Son zamanlarda Bitlis ve çevresinde medyanın içine bulunduğu durumu gözlemlediğimizde, bir gerçek tüm çıplaklığıyla karşımıza çıkıyor.
Yıllardır Bitlis’te kendini “gazeteci” olarak tanıtan ve bu unvanın arkasına saklanarak medyada yer bulan bazı isimler, mesleğin etik ilkelerini hiçe sayıyor. Maalesef, bu durum sadece kişisel çıkarlar doğrultusunda medya kullanımıyla kalmıyor, aynı zamanda halkın doğru ve tarafsız bilgiye ulaşmasını engelliyor diyebiliriz.
Gazetecilik, sadece mikrofon tutmak, soru sormak ya da fotoğraf çekmekten ibaret değildir. Gazetecilik araştırmayı, sorgulamayı, doğru bilgiyi sunmayı ve kamuoyunu aydınlatmayı gerektiren, büyük sorumluluklar taşıyan bir meslektir.
Ancak ne yazık ki, Bitlis ve çevresinde kendine gazeteci diyen bazı kişiler, bu sorumlulukları yerine getirmekten çok uzak.
Yıllardır medya sektöründe bir şekilde var olmayı başaran bu kişiler, mesleğin itibarını zedelemekten başka bir şey yapmıyor.
Bu noktada, yetkililere de tabi ki görevler düşüyor. Medyada yer alan kişilerin gerçekten bu mesleği icra etmeye yetkin olup olmadıkları özelliklede taşıdıkları basın kartlarının gerçeklik payına dikkat etmeleri gerek.
Gazetecilik vasfı olmayan kişilerin, mesleği suistimal etmeleri engellenmeli. Zira medya, halkın güvenini kazandığında güçlüdür. Ehliyetsiz kişilerin gazetecilik yapması ise bu güveni sarsar, medya kurumlarını itibarsızlaştırır ve en önemlisi halkın yanlış bilgi almasına neden olur.

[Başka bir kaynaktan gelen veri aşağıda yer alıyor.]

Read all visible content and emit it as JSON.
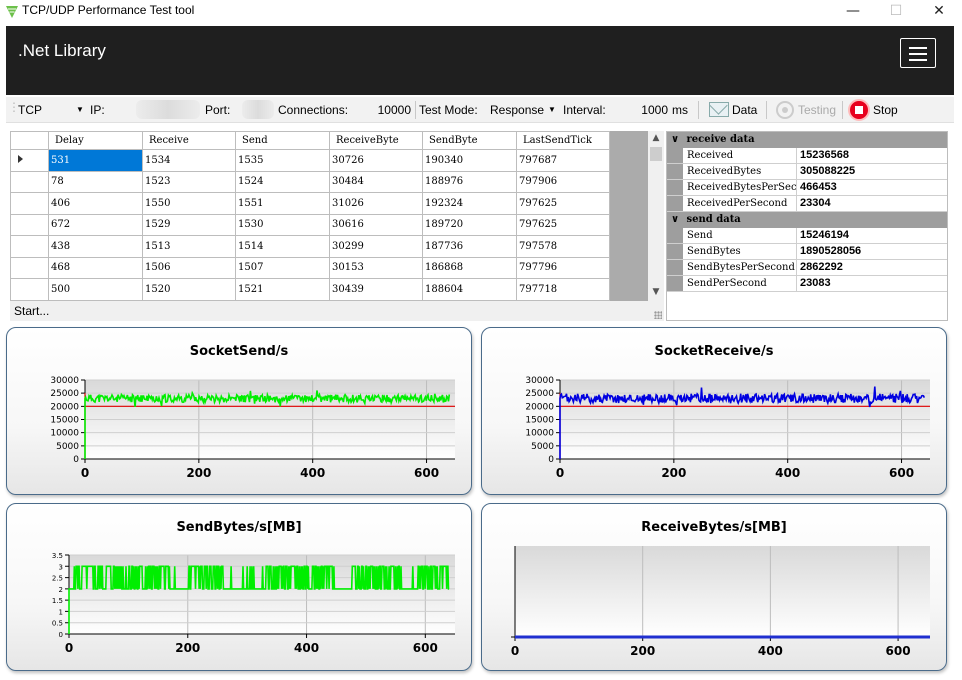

Gazetecilik mesleği, bir sertifikayla kazanılan ya da bir unvanla ömür boyu taşınan bir meslek değildir. Bilgiye ulaşma yeteneği, etik değerlere bağlılık ve topluma karşı sorumluluk gibi nitelikleri sürekli geliştirmek gerekir. Gazeteci araştırmacı, şeffaf ve halkın çıkarını savunan biri olmalıdır. Ancak görüyoruz ki, gazetecilikten dem vuran ve bu unvanı kendi çıkarları için kullanan kişiler, sadece mesleğin değerlerini değil, toplumun bilgiye olan güvenini de yok ediyorlar.
Bu noktada asıl yapılması gereken şey, ehliyetli gazetecilerle ehliyetsiz gazeteciler ayırt edilmeli.
Gerçek gazeteciler, halkın doğru bilgilendirilmesi için özellikle de sahada çalışan, olayları objektif bir şekilde aktaran ve mesleğin etik kurallarına uygun hareket eden kişilerdir. Diğerleri ise sadece “gazeteci” unvanının arkasına saklanarak kendilerine fayda sağlamaya çalışanlardır. Bu kişilerin varlığı, medyanın toplum üzerindeki etkisini zayıflatırken, aynı zamanda meslektaşlarına da büyük haksızlık yapmaktadır.
Gazetecilik mesleğinin saygınlığını korumak ve topluma gerçek bilgi sunmak adına, hem medya organlarının hem de yetkililerin bu konuda daha duyarlı olması şart.
Meslektaşlarımız arasında gerçek gazetecilik değerlerine sahip çıkanlarla, bu mesleği suistimal edenleri ayırt etmek, hepimizin sorumluluğudur.